21 thoughts on “Anne of Kiev

    1. Thank you for alerting me to that WikiTree function!

      For others who may be interested, here is Anne:

      https://www.wikitree.com/wiki/Kiev-1

      Near the bottom of the page, click on the link for:

      “your genealogical relationship with Аnne”

      “Only” 73 lines of descent from Anne for me.

  1. Thank you for this very interesting post. I am a bit confused, though, as I thought Peter II of Courtenay was the son of Peter I of Courtenay and Isabel/Elizabeth of Courtenay, rather than being of the de Warrenne family.

  2. Chris,
    Thanks for another timely report. Timely not only to the terrible current events, but also to my own research. I discovered recently that I, too, am a descendant of Anne of Kyivan Rus’ (ca.1030-1075).
    Anne’s father was Yaroslav the Wise; her grandfather was Vladimir the Great. Both have monuments and statues in Ukraine and elsewhere, and appear on Ukraine currency. Vladimir is also known as Saint Vladimir because he converted to Orthodox Christianity when he married Anna Porphyrogenita, daughter of Byzantine Emperor Romanos II, although corporeal Vlad did not act very saintly before he was baptized – he had several wives, plus an estimated 800 concubines, that he had to divorce before he could marry Anna of Byzantium.
    Incidentally, Anne’s ancestors were Varangians (mainly Swedish Vikings). Her mother was Ingegerd Olofsdotter, daughter of the King of Sweden. Perhaps that is why we see so many blue-eyed blonds in the news videos about the invasion of Ukraine.
    The world is one dysfunctional family.
    Cousin Duane

  3. #IstandwithAnne

    Thanks for this post Chris to remind us that we are all Ukrainian at heart. God bless them all and keep them free and safe. May this nightmare soon be over.

    1. Jeff, my prayers echo yours… May God bless the Ukrainian people, keep them free and safe. May this nightmare soon be over. Chris, I thank you for your scholarship and generously sharing your knowledge! Very interesting ancestry.

  4. You have seen my wikitree tree. I have all of them in my family tree. Is there any leta scholarship they can even slightly confirmed the parentage of the daughter that somethings is the daughter of Yaroslav the wise? Wasnt her name Agatha?

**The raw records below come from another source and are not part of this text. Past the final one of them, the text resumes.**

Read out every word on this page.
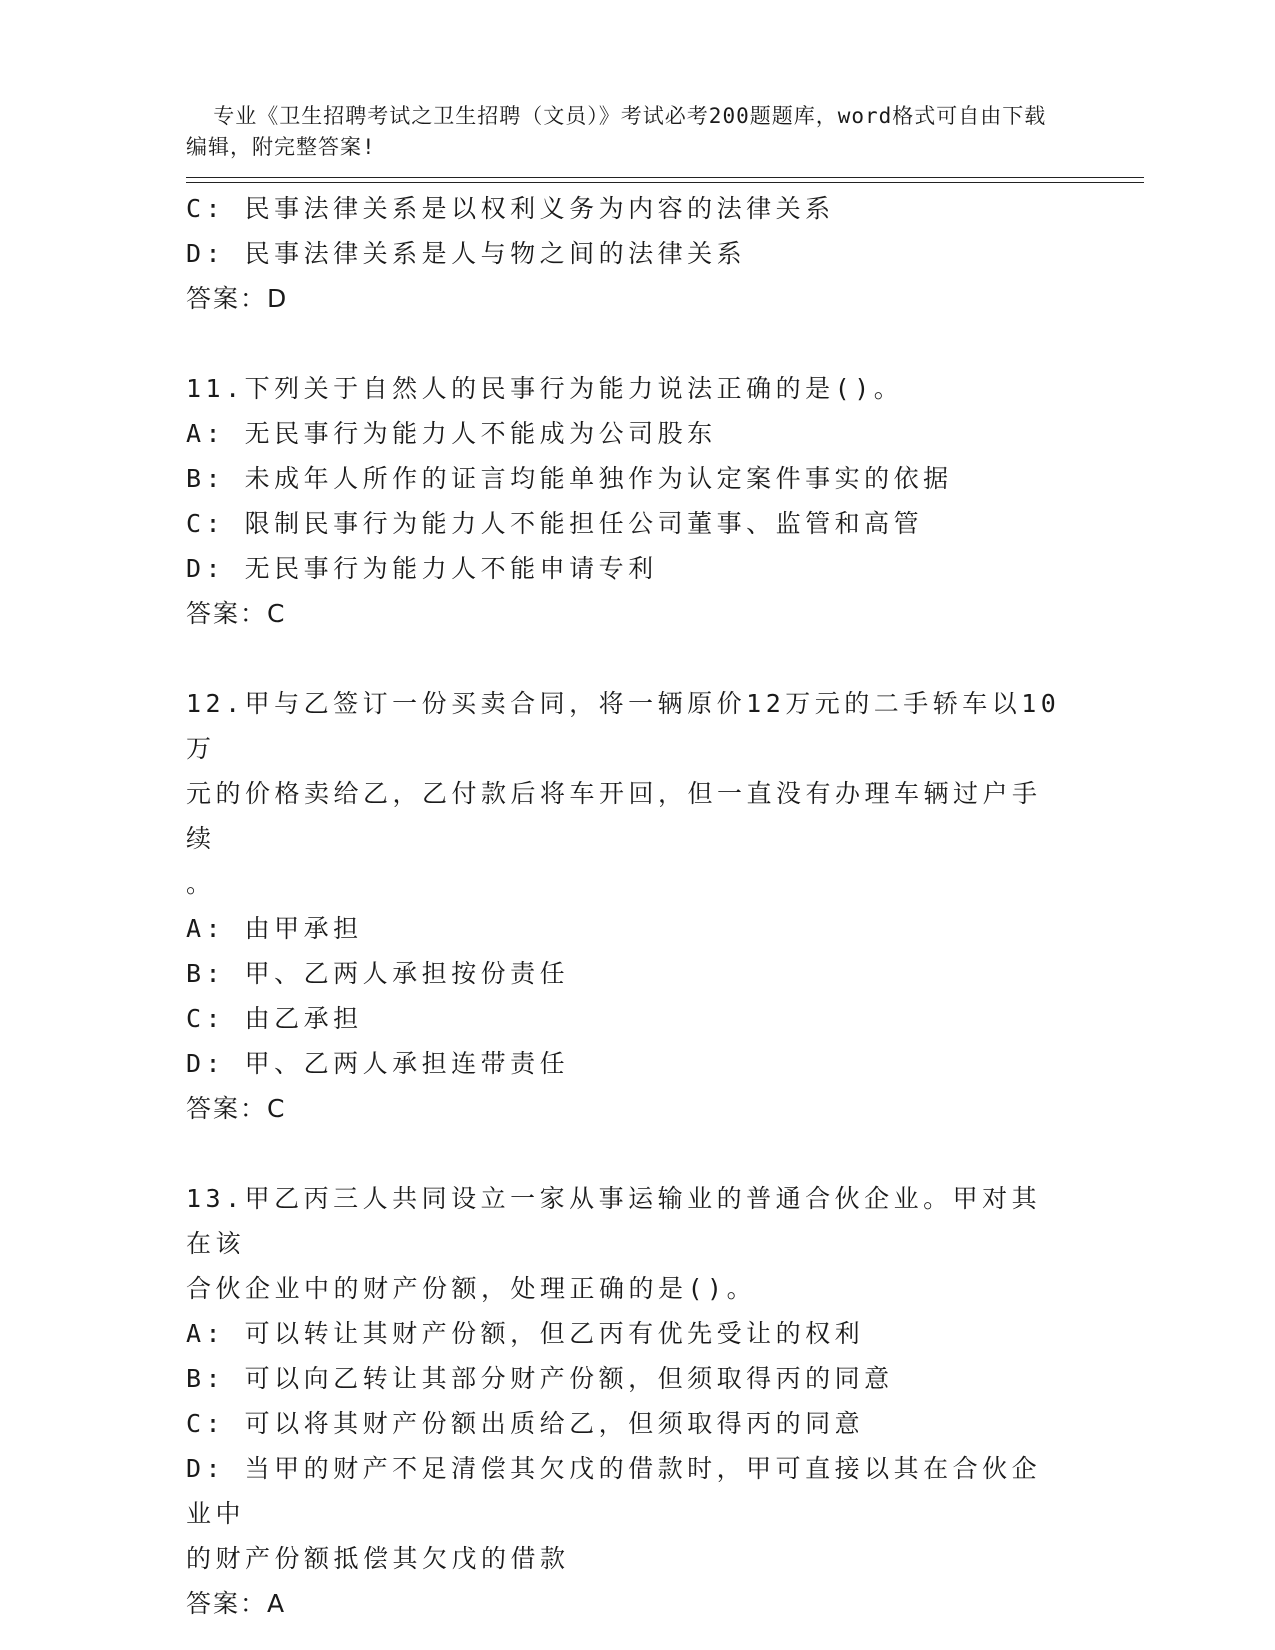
专业《卫生招聘考试之卫生招聘（文员）》考试必考200题题库，word格式可自由下载编辑，附完整答案!

C: 民事法律关系是以权利义务为内容的法律关系
D: 民事法律关系是人与物之间的法律关系
答案：D
11.下列关于自然人的民事行为能力说法正确的是()。
A: 无民事行为能力人不能成为公司股东
B: 未成年人所作的证言均能单独作为认定案件事实的依据
C: 限制民事行为能力人不能担任公司董事、监管和高管
D: 无民事行为能力人不能申请专利
答案：C
12.甲与乙签订一份买卖合同，将一辆原价12万元的二手轿车以10万
元的价格卖给乙，乙付款后将车开回，但一直没有办理车辆过户手续
。
A: 由甲承担
B: 甲、乙两人承担按份责任
C: 由乙承担
D: 甲、乙两人承担连带责任
答案：C
13.甲乙丙三人共同设立一家从事运输业的普通合伙企业。甲对其在该
合伙企业中的财产份额，处理正确的是()。
A: 可以转让其财产份额，但乙丙有优先受让的权利
B: 可以向乙转让其部分财产份额，但须取得丙的同意
C: 可以将其财产份额出质给乙，但须取得丙的同意
D: 当甲的财产不足清偿其欠戊的借款时，甲可直接以其在合伙企业中
的财产份额抵偿其欠戊的借款
答案：A
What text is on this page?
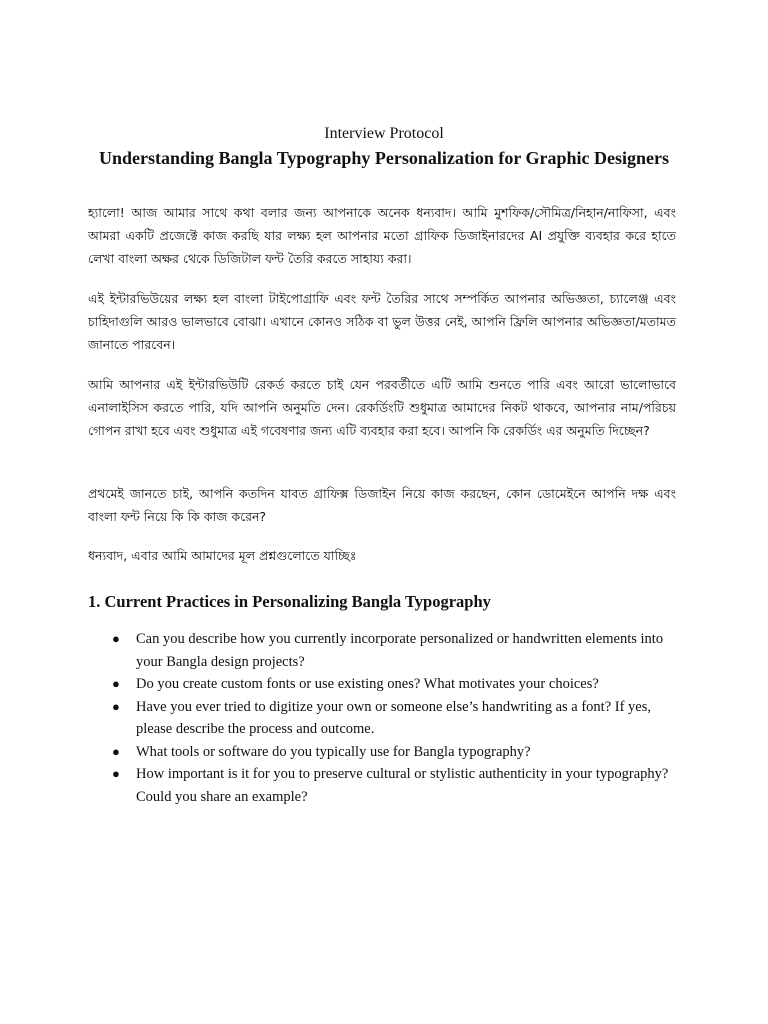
Interview Protocol
Understanding Bangla Typography Personalization for Graphic Designers

হ্যালো! আজ আমার সাথে কথা বলার জন্য আপনাকে অনেক ধন্যবাদ। আমি মুশফিক/সৌমিত্র/নিহান/নাফিসা, এবং আমরা একটি প্রজেক্টে কাজ করছি যার লক্ষ্য হল আপনার মতো গ্রাফিক ডিজাইনারদের AI প্রযুক্তি ব্যবহার করে হাতে লেখা বাংলা অক্ষর থেকে ডিজিটাল ফন্ট তৈরি করতে সাহায্য করা।

এই ইন্টারভিউয়ের লক্ষ্য হল বাংলা টাইপোগ্রাফি এবং ফন্ট তৈরির সাথে সম্পর্কিত আপনার অভিজ্ঞতা, চ্যালেঞ্জ এবং চাহিদাগুলি আরও ভালভাবে বোঝা। এখানে কোনও সঠিক বা ভুল উত্তর নেই, আপনি ফ্রিলি আপনার অভিজ্ঞতা/মতামত জানাতে পারবেন।

আমি আপনার এই ইন্টারভিউটি রেকর্ড করতে চাই যেন পরবর্তীতে এটি আমি শুনতে পারি এবং আরো ভালোভাবে এনালাইসিস করতে পারি, যদি আপনি অনুমতি দেন। রেকর্ডিংটি শুধুমাত্র আমাদের নিকট থাকবে, আপনার নাম/পরিচয় গোপন রাখা হবে এবং শুধুমাত্র এই গবেষণার জন্য এটি ব্যবহার করা হবে। আপনি কি রেকর্ডিং এর অনুমতি দিচ্ছেন?

প্রথমেই জানতে চাই, আপনি কতদিন যাবত গ্রাফিক্স ডিজাইন নিয়ে কাজ করছেন, কোন ডোমেইনে আপনি দক্ষ এবং বাংলা ফন্ট নিয়ে কি কি কাজ করেন?

ধন্যবাদ, এবার আমি আমাদের মূল প্রশ্নগুলোতে যাচ্ছিঃ

1. Current Practices in Personalizing Bangla Typography
● Can you describe how you currently incorporate personalized or handwritten elements into your Bangla design projects?
● Do you create custom fonts or use existing ones? What motivates your choices?
● Have you ever tried to digitize your own or someone else’s handwriting as a font? If yes, please describe the process and outcome.
● What tools or software do you typically use for Bangla typography?
● How important is it for you to preserve cultural or stylistic authenticity in your typography? Could you share an example?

  5. Sold Out? SOLD OUT! Says the link to Gary’s 900. Plans to republish or are we in revision mode for, say, 1066 or 1215 or 1348 or 1558 Royal Descents? Marketing suggestion: Next revision, and thereafter to the crack of doom, title should be [Gary Boyd] Roberts’ ROYAL DESCENTS. If there can an always be an in print Robert’s Rules of Orders, then there can an always be an in print Roberts’ Descents. After all, you own the copyright.

      1. Reviewing my RD600, yes, that’s correct. Gary himself holds the copyright. So, up to him as to what happens to it. Just thinking it should have a “renewable”, and useful, life beyond us present researchers.

  6. Just want to bring to your attention a misstep when you referred to Ukraine as “the Ukraine.” This is how Russia referred to Ukraine when it was under Soviet rule. Perhaps you would be good enough to correct.